In the head and neck region, the EJV system drains the scalp and the face. Though
the tributaries of the EJV drain a much smaller area in comparison to the IJV, the
EJV is an important peripheral vein in the neck to get intravenous access during emergency
procedures. The EJV is clinically used as an alternative to the cephalic vein for
performing cannulation.[10 ]
[11 ] It has been described that the risk of air embolism after the central venous cannulation
is very minimal with the EJV. Due to the clinical implications of the EJV, its absence
prevents the clinician from using this important route to the intravenous access.[12 ] It was stated that the variant anatomy of the EJV may not favor the blind surgical
procedures of the neck. It is recommended that, if the EJV is not observed during
the emergency procedure, the surgeon should not waste time searching for it[7 ] and should use another vein because the EJV may be absent on few occasions.
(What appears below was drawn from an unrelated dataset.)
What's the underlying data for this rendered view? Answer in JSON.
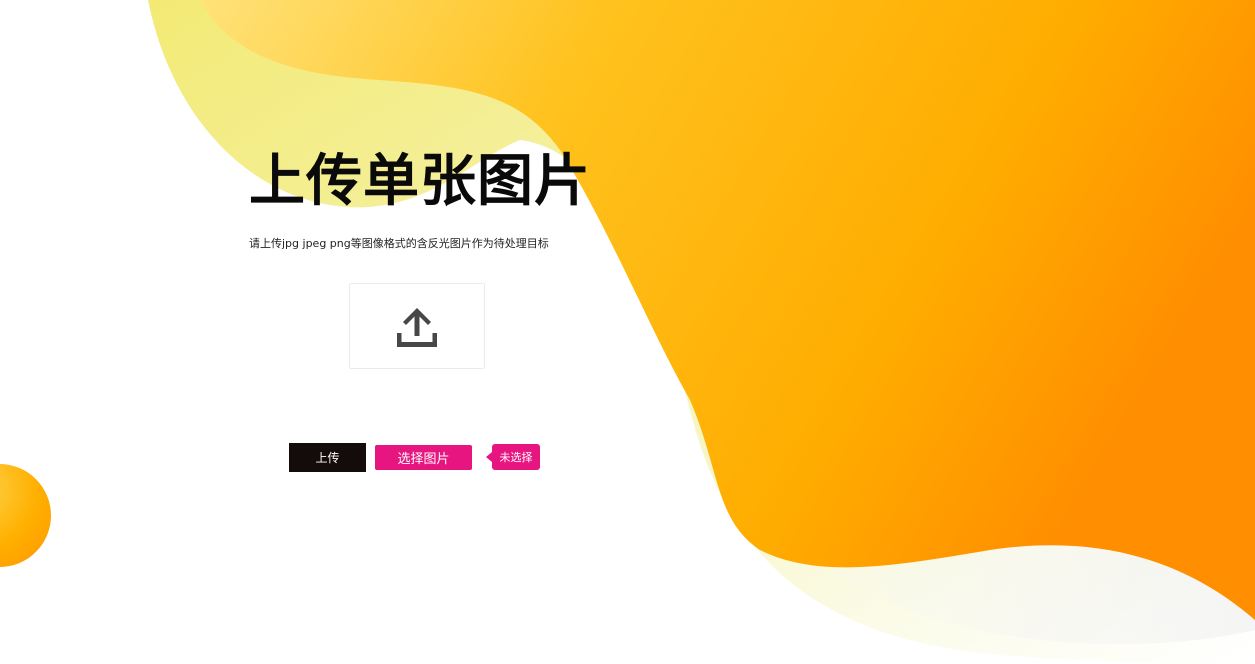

The free flaps form an important modality for plastic and reconstructive surgeries
after the excision of the malignancy. Veins like the EJV are usually preferred as
recipient veins during the oral cavity reconstruction. Preoperative knowledge of the
absence of the vein, through imaging, will help the surgeon to plan the procedures
with minimal time.[5 ]
[13 ]
The RV acts as a guide while exposing the branches of facial nerve during parotid
surgeries and open reduction of temporo-mandibular joint fractures. The RV and its
tributaries should be ligated during the surgery to prevent excessive bleeding.[3 ] The RV can also be used as a reliable landmark during investigative procedures,
like computed tomogram, ultrasonography, and magnetic resonance imaging.[14 ] In the present case, the RV was undivided and the knowledge about this type of venous
variation is enlightening to the clinician to avoid unnecessary complications. The
knowledge is also helpful to cranio-maxillo-facial and head neck surgeons.
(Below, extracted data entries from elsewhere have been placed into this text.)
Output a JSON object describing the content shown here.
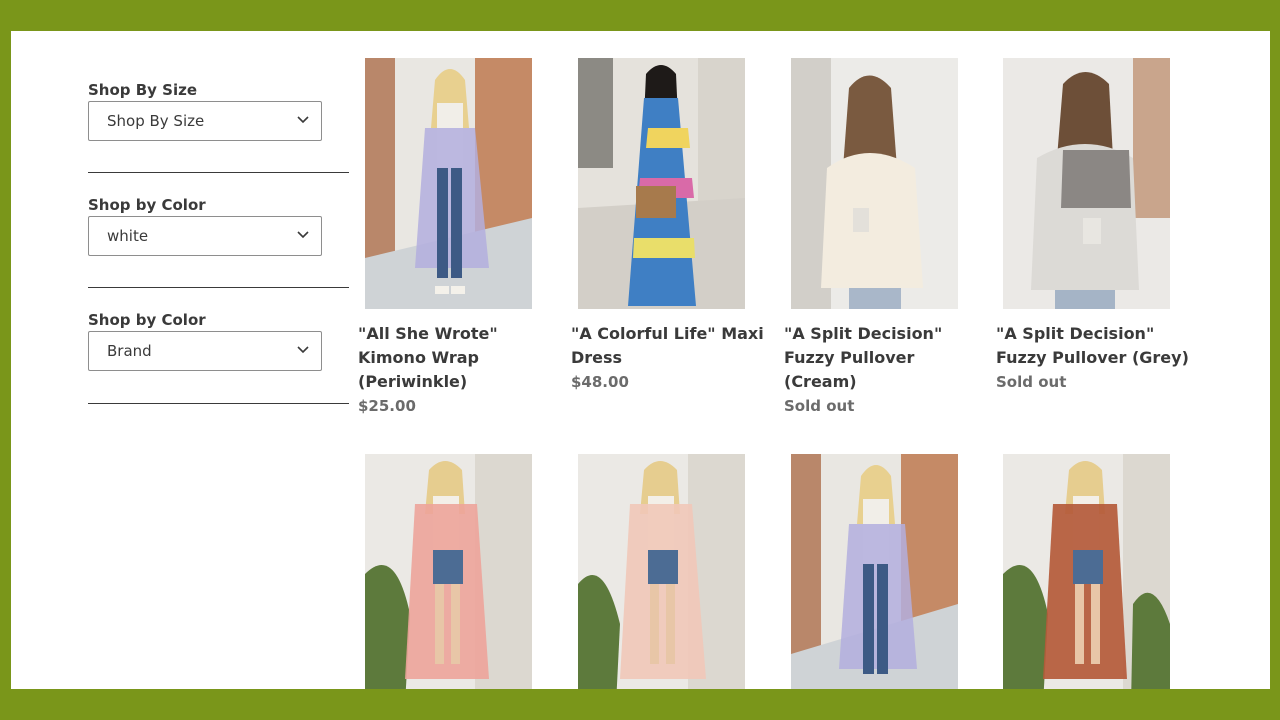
{
  "filters": [
    {
      "label": "Shop By Size",
      "value": "Shop By Size"
    },
    {
      "label": "Shop by Color",
      "value": "white"
    },
    {
      "label": "Shop by Color",
      "value": "Brand"
    }
  ],
  "products": [
    {
      "title": "\"All She Wrote\" Kimono Wrap (Periwinkle)",
      "price": "$25.00",
      "image": "woman-periwinkle-kimono-photo"
    },
    {
      "title": "\"A Colorful Life\" Maxi Dress",
      "price": "$48.00",
      "image": "woman-striped-maxi-dress-photo"
    },
    {
      "title": "\"A Split Decision\" Fuzzy Pullover (Cream)",
      "price": "Sold out",
      "image": "woman-cream-pullover-photo"
    },
    {
      "title": "\"A Split Decision\" Fuzzy Pullover (Grey)",
      "price": "Sold out",
      "image": "woman-grey-pullover-photo"
    },
    {
      "title": "",
      "price": "",
      "image": "woman-pink-kimono-photo"
    },
    {
      "title": "",
      "price": "",
      "image": "woman-blush-kimono-photo"
    },
    {
      "title": "",
      "price": "",
      "image": "woman-lavender-kimono-photo"
    },
    {
      "title": "",
      "price": "",
      "image": "woman-rust-kimono-photo"
    }
  ],
  "colors": {
    "frame": "#7a961a",
    "text": "#3a3a3a",
    "muted": "#6b6b6b"
  }
}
Also, to know the course of the EJV is essential during surgical procedures, like
portosystemic shunts and transjugular liver biopsy.[15 ] It is advised that the surgeons take precautionary measures while ligating the variant
veins during the dissection of en-bloc metastatic lymph nodes in the neck. In order
to find the perfect choice for the patient, the surgeon should know as many veins
as possible. This is because the percutaneous insertion of venous catheters is performed
using the anatomic landmarks. The successful placement of these catheters depends
on the correct position of the vein.[16 ]
Near the common carotid artery bifurcation, the common facial vein opens into the
IJV. This is an important landmark which helps the surgeons while they explore the
carotid sheath. In the present case, the RV was undivided and joined by the posterior
auricular vein forming a common trunk. The facial vein opened to the common trunk
to form another common trunk, which drained into the IJV. Also, the termination of
the vein into the IJV was at a higher level than the bifurcation of the common carotid
artery. This variation should be considered during surgical procedures to avoid complications
like catastrophic bleeding and air embolism.
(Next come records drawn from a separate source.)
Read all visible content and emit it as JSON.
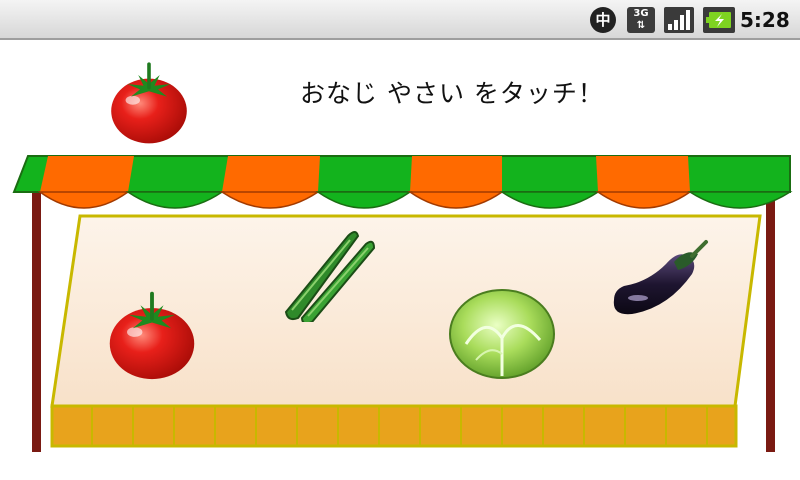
{
  "status_bar": {
    "ime_label": "中",
    "network_label": "3G",
    "time": "5:28",
    "icons": [
      "ime-icon",
      "3g-data-icon",
      "signal-icon",
      "battery-charging-icon"
    ]
  },
  "game": {
    "instruction": "おなじ やさい をタッチ！",
    "target": "tomato",
    "choices": [
      "tomato",
      "okra",
      "cabbage",
      "eggplant"
    ],
    "colors": {
      "awning_orange": "#ff6a00",
      "awning_green": "#13b31d",
      "pole": "#7a1a12",
      "counter_front": "#e8a31c",
      "counter_top": "#fbeee0"
    }
  }
}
The EJV, when not collapsed or thrombosed, becomes a choice if the patient requires
an emergency venous access when other veins are collapsed.[17 ] Sectioning the EJV is used in parenteral nutrition and chemotherapy administration,
and the absence of the EJV should be considered while performing these procedures.[18 ]
[19 ]
Nagase et al [20 ] advise that a preoperative evaluation of the venous network patterns of the head
and neck region is required before surgery. This can be done by the precise clinical
appraisal, followed by color Doppler studies to prevent intraoperative complications.
Conclusion
A rare case of variation in the jugular venous system is reported. The significance
of the present case is a variation in the course of the RV along with the absence
of EJV. The undivided RV joined the posterior auricular vein forming a common trunk,
which eventually opened into the IJV after joining with the facial vein. These variant
trunks have drained the EJV area, since it was not formed. We believe that this report
is enlightening to head and neck surgeons, anesthesiologists and cardiovascular surgeons.
This has implications in emergency medicine and plastic surgery as well.